Caputo chiamato ad esaltarsi nella “sua” Empoli, ma con la maglia blucerchiata

Soffermandosi solo sul campionato, Ciccio Caputo ha bollato in maglia empolese 42 volte in 79 partite, contribuendo in modo decisivo alla penultima promozione in A e tenendo vive l’anno successivo sino in fondo le speranze – poi svanite – di permanenza nella massima serie del team azzurro. In quest’angolo di provincia toscana, dove il calcio regna sovrano, il nuovo centravanti della Sampdoria è un idolo indiscusso, probabilmente l’uomo più amato in assoluto e anche stavolta – ad onta di una comprensibile rivalità sportiva – sarà subissato di applausi da parte dei suoi vecchi estimatori.

Caputo ringrazierà di cuore come un cenno, ma subito si concentrerà su un match delicatissimo, nella speranza che un ambiente così familiare gli restituisca la verve e la fiducia smarrite in quest’avvio di nuova avventura.

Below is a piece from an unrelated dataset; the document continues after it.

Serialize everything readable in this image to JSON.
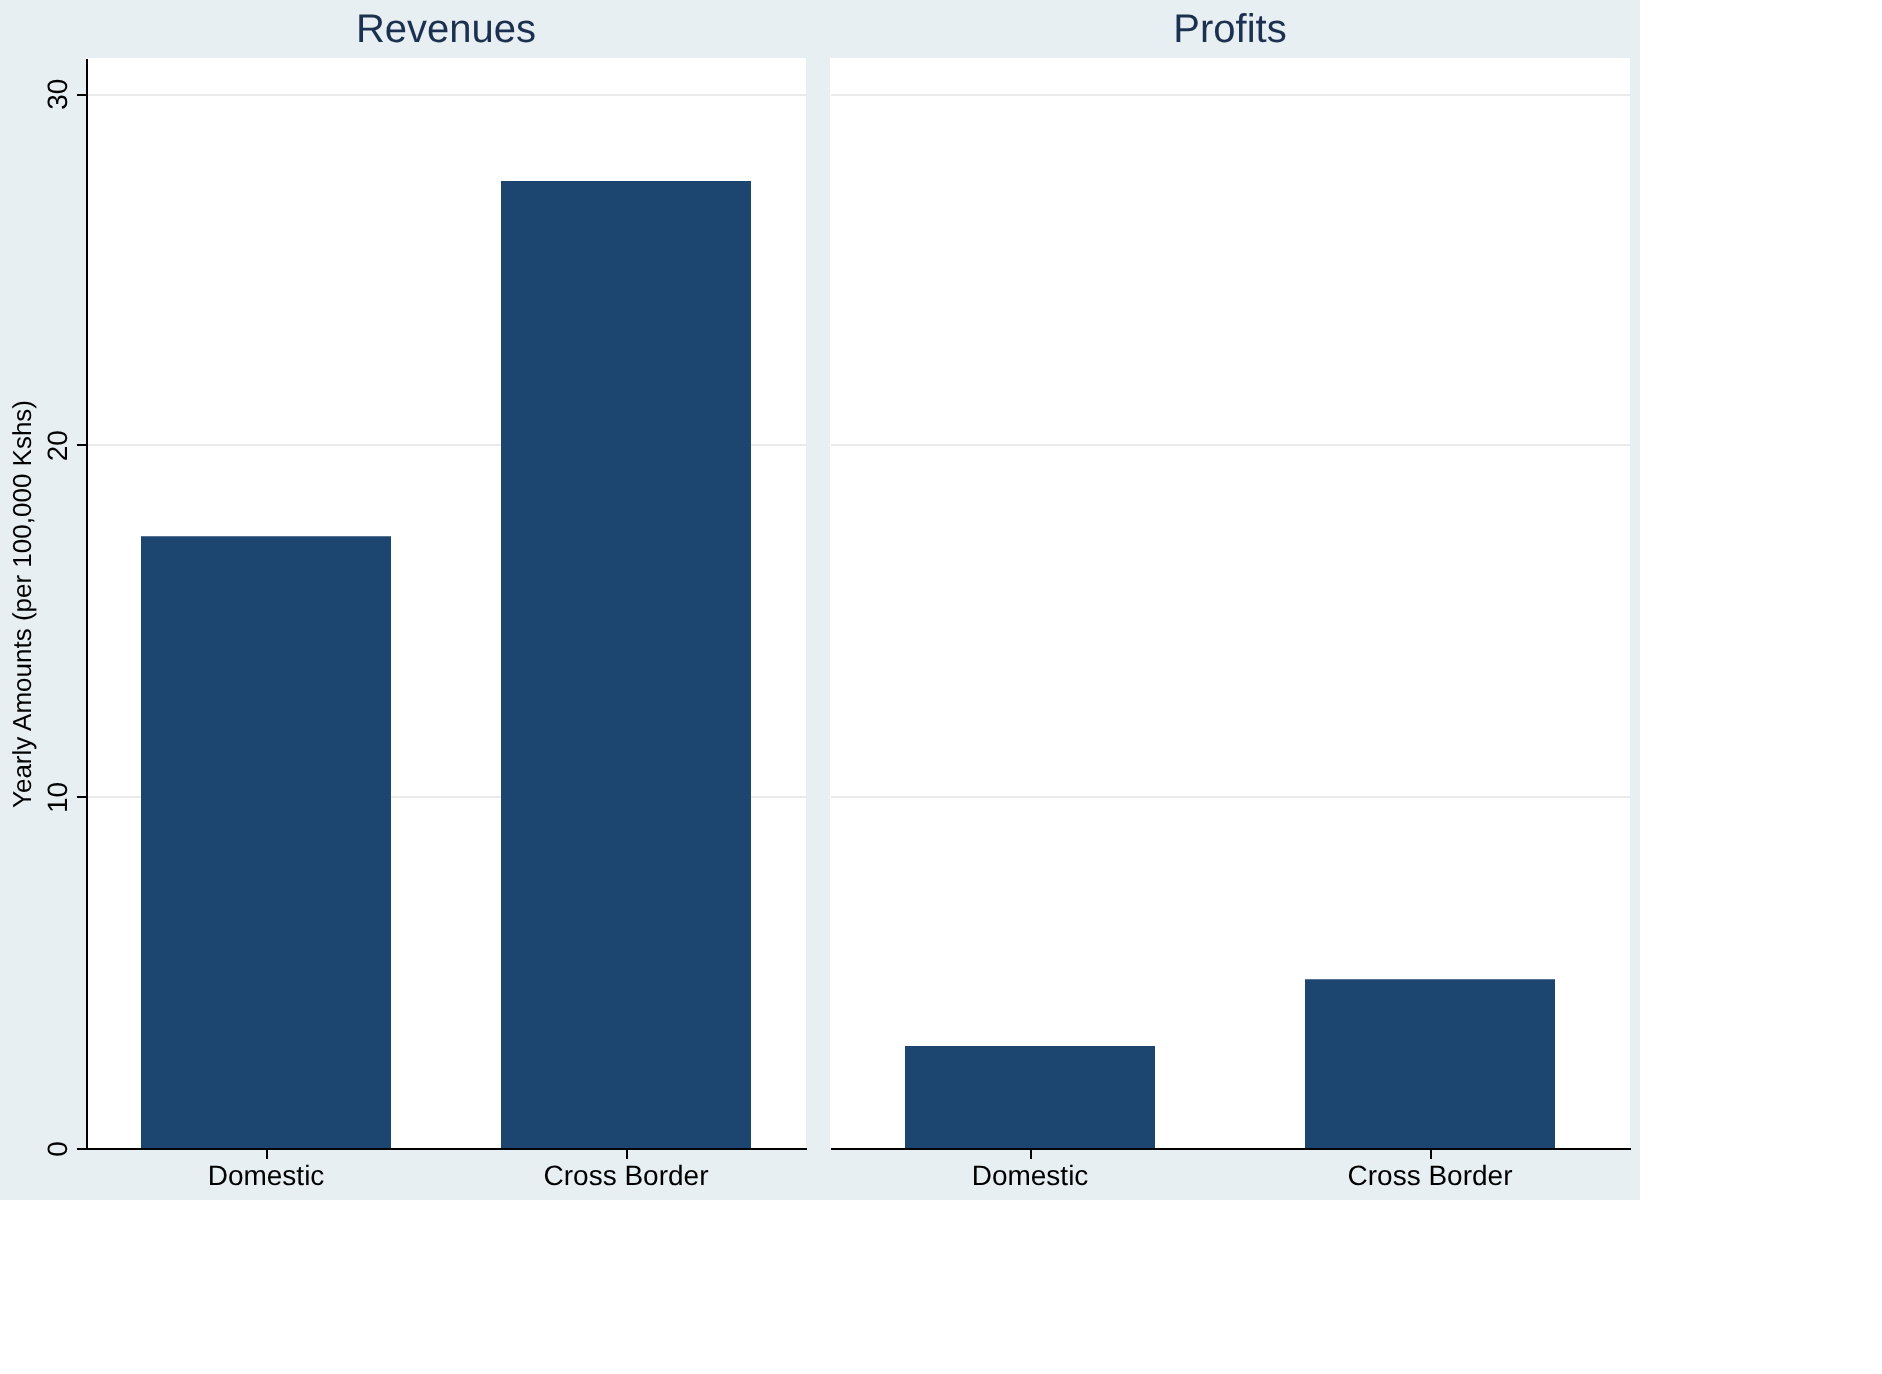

Caputo contro l’Inter ha ciccato una palla gol che solitamente concretizza, ma non è un episodio singolo a preoccupare bensì il suo inserimento nei meccanismi blucerchiati e soprattutto quell’intesa ancora da trovare con Quagliarella. I due, beninteso, si impegnano allo stremo, ma non più ragazzini e faticano ad integrarsi, possedendo impronte fisiche e tecniche del tutto simili.

Dopo tre antagonisti ambiziosi, ecco pertanto un Empoli che potrebbe favorire la resurrezione di entrambi i punteros doriani. D’altronde, la Samp non potrà basarsi vita natural durante sulle invenzioni dei difensori in zona gol. Servono i sigilli delle punte, e pazienza se le caratteristiche di questa coppia non sono affatto adatte ad esaltare i cross di specialisti preclari quali Candreva e Augello.

L’obiettivo di fondo del tecnico doriano è quello suesposto, ma chiaramente la primaria esigenza è la conquista di tre punti, quale che sia l’esecutore. L’impresa è chiaramente alla portata di un undici che ha messo sotto a livello di gioco Milan e Inter non sfigurando affatto al cospetto del Sassuolo. E se D’Aversa decidesse di rompere gli indugi reinserendo il convalescente Ekdal al posto di Adrien Silva, la qualità della manovra salirebbe ulteriormente.

Dalla cintola in giù, insomma, la Sampdoria è squadra da ottavo-nono posto, ma per mantenersi a certi livelli occorre accrescere, e non di poco, il tasso di pericolosità offensiva. In attesa che torni Gabbiadini – evento schedulato dopo la sosta di ottobre – D’Aversa farà di necessità virtù, tenendo in ghiacciaia due soluzioni disperate: Verre alle spalle di un attaccante e Torregrossa, che sinora non ha mai acceso l’entusiasmo ma se non altro è una prima punta. Meglio di niente, diciamo così.

La partita è comunque da vincere. I confronti individuali infatti rimarcano una chiara superiorità blucerchiata. Attenzione però a non sottovalutare un avversario che sa tenere altissimo il ritmo delle giocate e sviluppare un calcio propositivo, fantasioso, imprevedibile. Come la Samp, anche il team di Andreazzoli manca dello stoccatore, date le frequenti latitanze di specialisti come Cutrone, Pinamonti e Mancuso, tutto meno che goleador prolifici. Dal fantasista Bajrami e dai centrocampisti, tutti molto mobili, potrebbe comunque giungere qualche insidia.

È difficile ipotizzare una partita ricca di reti, e di sicuro la squadra che dovesse sbloccare lo zero a zero avrebbe cospicue chances di imporsi. Le due sconfitte già rimediate dagli empolesi al Castellani non sono state, però, il frutto del caso: sul terreno amico la banda di Andreazzoli fatica enormemente, e sarebbe un peccato mortale per i blucerchiati non trarne profitto.